In 2003, with thousands upon thousands of Reserve and National Guard servicemembers being deactivated through Fort Bragg, they told us if we wanted an end-of-service physical we would have to wait at Fort Bragg for six to eight weeks or longer, in these run-down World War II barracks out in the backwoods. The message was clear. Don’t ask for an end-of-service physical. In addition, there was no VA representative helping people file a claim or reviewing our medical files. There was nobody telling us that we were eligible or how to get into the system. When a soldier is leaving the military, you have a window of opportunity to get into the VA system, but if you miss that opportunity it’s so much harder to get in afterwards.
When I left the Reserves, I finished my education. I really wanted to continue serving veterans, so I decided to work at the VA. In 2004 and 2005 I did internships at the VA in Georgia. After I graduated I got a job at the VA in Richmond, Virginia where I worked as a research assistant on a study looking at Post-Traumatic Stress Disorder and traumatic brain injury, because the symptoms of these two illnesses are incredibly similar.
The research group wanted to develop a mechanism to screen returning soldiers for traumatic brain injury. There were a lot of incredibly educated, well-informed people establishing this traumatic brain injury screening. Before we could make it happen, I was on a conference call when somebody said, “Wait a second. We can’t start this screening process. If we start screening for traumatic brain injury, tens of thousands of soldiers will screen positive. We do not have resources to take care of these people. We cannot do the screening.”

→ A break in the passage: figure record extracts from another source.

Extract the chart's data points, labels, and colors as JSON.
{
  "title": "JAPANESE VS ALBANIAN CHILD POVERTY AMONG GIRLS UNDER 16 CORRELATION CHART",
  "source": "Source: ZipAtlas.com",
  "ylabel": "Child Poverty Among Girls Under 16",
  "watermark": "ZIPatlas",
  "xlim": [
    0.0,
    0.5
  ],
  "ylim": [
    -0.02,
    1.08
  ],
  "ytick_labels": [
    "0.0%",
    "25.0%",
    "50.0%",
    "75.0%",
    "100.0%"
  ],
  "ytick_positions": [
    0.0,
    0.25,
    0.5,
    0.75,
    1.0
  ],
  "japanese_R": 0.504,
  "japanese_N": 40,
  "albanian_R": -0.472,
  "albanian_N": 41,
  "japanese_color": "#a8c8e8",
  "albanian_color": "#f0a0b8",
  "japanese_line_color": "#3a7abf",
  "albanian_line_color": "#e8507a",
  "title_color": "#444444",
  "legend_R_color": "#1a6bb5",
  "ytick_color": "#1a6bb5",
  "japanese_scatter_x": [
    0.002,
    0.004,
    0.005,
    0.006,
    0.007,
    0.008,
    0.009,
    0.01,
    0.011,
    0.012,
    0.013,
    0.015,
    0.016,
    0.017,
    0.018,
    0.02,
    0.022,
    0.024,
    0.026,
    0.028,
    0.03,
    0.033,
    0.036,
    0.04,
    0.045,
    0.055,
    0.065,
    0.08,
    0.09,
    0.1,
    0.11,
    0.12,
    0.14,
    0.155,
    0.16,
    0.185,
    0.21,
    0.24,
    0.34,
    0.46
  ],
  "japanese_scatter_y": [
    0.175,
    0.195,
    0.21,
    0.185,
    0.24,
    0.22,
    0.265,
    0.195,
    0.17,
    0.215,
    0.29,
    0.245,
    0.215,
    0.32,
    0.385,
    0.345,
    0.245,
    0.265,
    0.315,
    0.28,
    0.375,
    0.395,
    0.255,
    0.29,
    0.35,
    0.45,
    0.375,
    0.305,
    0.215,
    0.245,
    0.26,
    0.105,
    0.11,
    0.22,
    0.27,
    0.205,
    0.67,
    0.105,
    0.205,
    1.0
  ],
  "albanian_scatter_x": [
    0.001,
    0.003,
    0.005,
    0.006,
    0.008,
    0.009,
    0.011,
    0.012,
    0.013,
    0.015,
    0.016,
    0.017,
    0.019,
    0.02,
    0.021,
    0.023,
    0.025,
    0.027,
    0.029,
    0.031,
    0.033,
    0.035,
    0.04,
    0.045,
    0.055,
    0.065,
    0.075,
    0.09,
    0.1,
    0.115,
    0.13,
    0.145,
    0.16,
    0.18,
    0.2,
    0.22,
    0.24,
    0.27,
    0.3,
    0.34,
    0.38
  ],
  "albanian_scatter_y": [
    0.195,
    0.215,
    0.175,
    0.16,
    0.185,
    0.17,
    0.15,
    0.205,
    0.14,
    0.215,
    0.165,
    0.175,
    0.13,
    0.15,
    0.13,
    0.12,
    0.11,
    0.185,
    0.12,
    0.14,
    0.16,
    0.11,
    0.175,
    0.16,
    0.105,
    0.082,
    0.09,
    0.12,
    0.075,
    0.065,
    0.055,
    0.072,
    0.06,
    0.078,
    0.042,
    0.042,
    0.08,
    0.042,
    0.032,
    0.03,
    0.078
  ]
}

Medical ethics say that if you know somebody has a problem you have to treat them, so they didn’t want to know about the problem since they didn’t have the resources to treat it. But I think it’s incumbent upon all VA workers to find every area that we need addressed, and to demand that we get the resources to meet those needs.
Former VA secretary Jim Nicholson said that to meet the needs of returning veterans, they wanted to prioritize OIF and OEF veterans, which sounds great. Prioritizing always has a nice ring to it. But if you prioritize one group of veterans, another group has to do without. The VA needs to address the fact that we have hundreds of thousands of new veterans entering a system that has not grown to meet the demands of these two occupations. No veteran should have to go without.
The VA’s mission to care for our nation’s veterans is one of awesome responsibility. I personally believe that the best preventative health care for our soldiers is not to use them to fight illegal occupations. But so long as our government is going to force soldiers to continue fighting, I would call upon all workers at the VA to remember our pledge to serve and provide for our returning veterans.
It’s also important to realize that we do not lose our free speech rights just because we’re federal employees. We all know that behind the red tape there are just not enough resources to treat people. It is incumbent upon all VA employees to continue fighting, and fighting vocally, until we have all the resources necessary to take care of our veterans.